Why study this course?

Does today's corporation show that it has learned from the past? The answer is yes—though if you wish to practice a true application of human relations as it impacts your corporate goals, mission statement and philosophy, it's important to understand your true motives before you put into place the programs and benefits that can win over most of the hearts, minds and loyalties of employees. Of particular importance is understanding the qualifier "most," because anyone who believes they can get buy-in from every member of a corporation isn't being realistic. Applying theories of human relations in a sane and logical manner requires management to acknowledge motives up front and develop a healthy set of assumptions about human behavior in general. Management expectations can become reality when the right human relations-focused system is put in place that takes into consideration all parties, but before that can happen, know exactly what employees want and then tailor that benefits list to what your business can reasonably afford to offer.

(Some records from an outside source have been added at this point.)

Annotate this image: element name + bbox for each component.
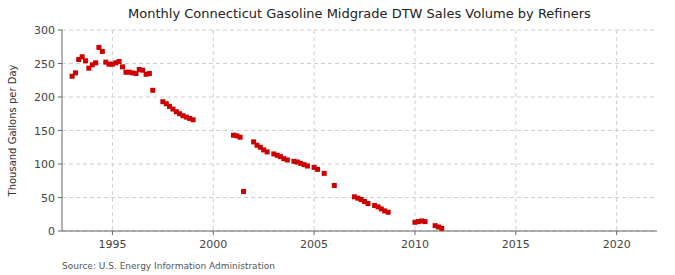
point [241,189,246,194]
chart: Monthly Connecticut Gasoline Midgrade DT… [0,0,675,275]
y-tick [58,130,62,131]
point [386,210,391,215]
x-tick [213,231,214,235]
axes: 0 50 100 150 200 250 300 1995 2000 2005 2010 2015 20… [34,24,657,251]
x-grid-line [314,30,315,231]
point [322,171,327,176]
x-tick-label: 2005 [300,238,328,251]
point [147,71,152,76]
x-tick [414,231,415,235]
y-tick-label: 300 [34,24,55,37]
y-tick [58,30,62,31]
title: Monthly Connecticut Gasoline Midgrade DT… [128,6,591,21]
y-tick-label: 0 [48,225,55,238]
point [238,135,243,140]
y-tick [58,197,62,198]
x-axis-line [62,231,657,232]
x-tick-label: 2000 [199,238,227,251]
y-tick [58,164,62,165]
y-tick [58,97,62,98]
point [365,201,370,206]
point [93,60,98,65]
point [117,59,122,64]
x-grid-line [112,30,113,231]
point [439,226,444,231]
y-grid-line [62,63,657,64]
point [315,167,320,172]
y-axis-line [62,30,63,231]
x-grid-line [213,30,214,231]
point [73,70,78,75]
point [100,49,105,54]
x-tick [616,231,617,235]
y-tick-label: 50 [41,192,55,205]
x-tick [112,231,113,235]
point [191,117,196,122]
point [265,149,270,154]
y-tick-label: 200 [34,91,55,104]
point [285,157,290,162]
x-tick-label: 2010 [401,238,429,251]
y-tick-label: 150 [34,125,55,138]
y-tick [58,231,62,232]
grid [62,30,657,231]
x-grid-line [414,30,415,231]
y-grid-line [62,30,657,31]
y-grid-line [62,97,657,98]
point [120,64,125,69]
x-grid-line [616,30,617,231]
point [305,164,310,169]
point [423,219,428,224]
point [332,183,337,188]
y-tick-label: 100 [34,158,55,171]
y-grid-line [62,231,657,232]
x-grid-line [515,30,516,231]
y-tick-label: 250 [34,58,55,71]
point [83,58,88,63]
y-axis-label: Thousand Gallons per Day [7,64,18,197]
x-tick [314,231,315,235]
points [70,45,445,231]
x-tick-label: 1995 [98,238,126,251]
point [150,88,155,93]
x-tick-label: 2015 [502,238,530,251]
x-tick [515,231,516,235]
x-tick-label: 2020 [603,238,631,251]
y-tick [58,63,62,64]
y-grid-line [62,164,657,165]
y-grid-line [62,130,657,131]
annotation: Source: U.S. Energy Information Administ… [62,261,275,271]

Your interest in putting into place a human relations-focused plan that will keep your business on a level playing field for management and employees can be furthered if you to adopt four specific goals and commit to keeping these at the forefront of your business plan and human resources philosophy:

1. Promote cooperation

This doesn't mean giving lip service to the word—instill a genuine human resources initiative prioritizing camaraderie, teamwork and an open-door policy that's more than an illusion. Prove your intention of administering cooperative priorities via a business model that promotes shared responsibility and a genuine interest in making sure that staffers pull together to set policies by example. Cooperation is dynamic word. When practiced correctly, it reflects the true essence of the human relations movement.

2. Reward communication

Not all needs and feelings are appropriate fodder for management/employee conversations, but when open communication is prioritized by management, it can be one of the best tools for understanding on the planet. Excellent communications build trust, encourage straight talk, limit gossip and thwart negativity. When open communications are on display for staffers of all levels to witness, attitudes change and improve. Active listening is one of the most powerful facets of the human relations model. Everyone wants to be understood and acknowledged, so make frank communications a priority.

3. Acknowledge yearnings

Everyone on Earth has yearnings. Find out what your employees' yearnings are and understand that you have the power to provide those that you deem reasonable. Some employees are motivated by paychecks. Others seek advancement. A surprising number may crave power. It's within your power, as the force behind your human relations-based management system, to acknowledge the yearnings of those on your payroll and deliver universally-sought benefits that complement your corporate goals and budgets. Is it possible to nurture a large employee roster? Of course it is: by holding supervisors accountable for finding out what their direct reports want and bringing these yearnings to upper management so employees know they are being heard.

4. Provide satisfaction

Can you satisfy every person in your firm? You can try. Finding ways to offer more satisfaction can be as easy as providing ergonomically-correct work chairs, querying personnel about what they want in break room vending machines or adjusting work hours to suit personal demands arising from unusually long commutes, child-care conundrums and personal situations like visits to ailing relatives. In each scenario, satisfaction-producing outcomes can be delivered simply by asking employees what they need. A lavish Christmas party is nice, but taking time to care about what goes on in the life of the person on the lowest rung of your corporate ladder is the essence of the human relations movement. It may take less effort than you think to turn your business into a model workplace now and in the future.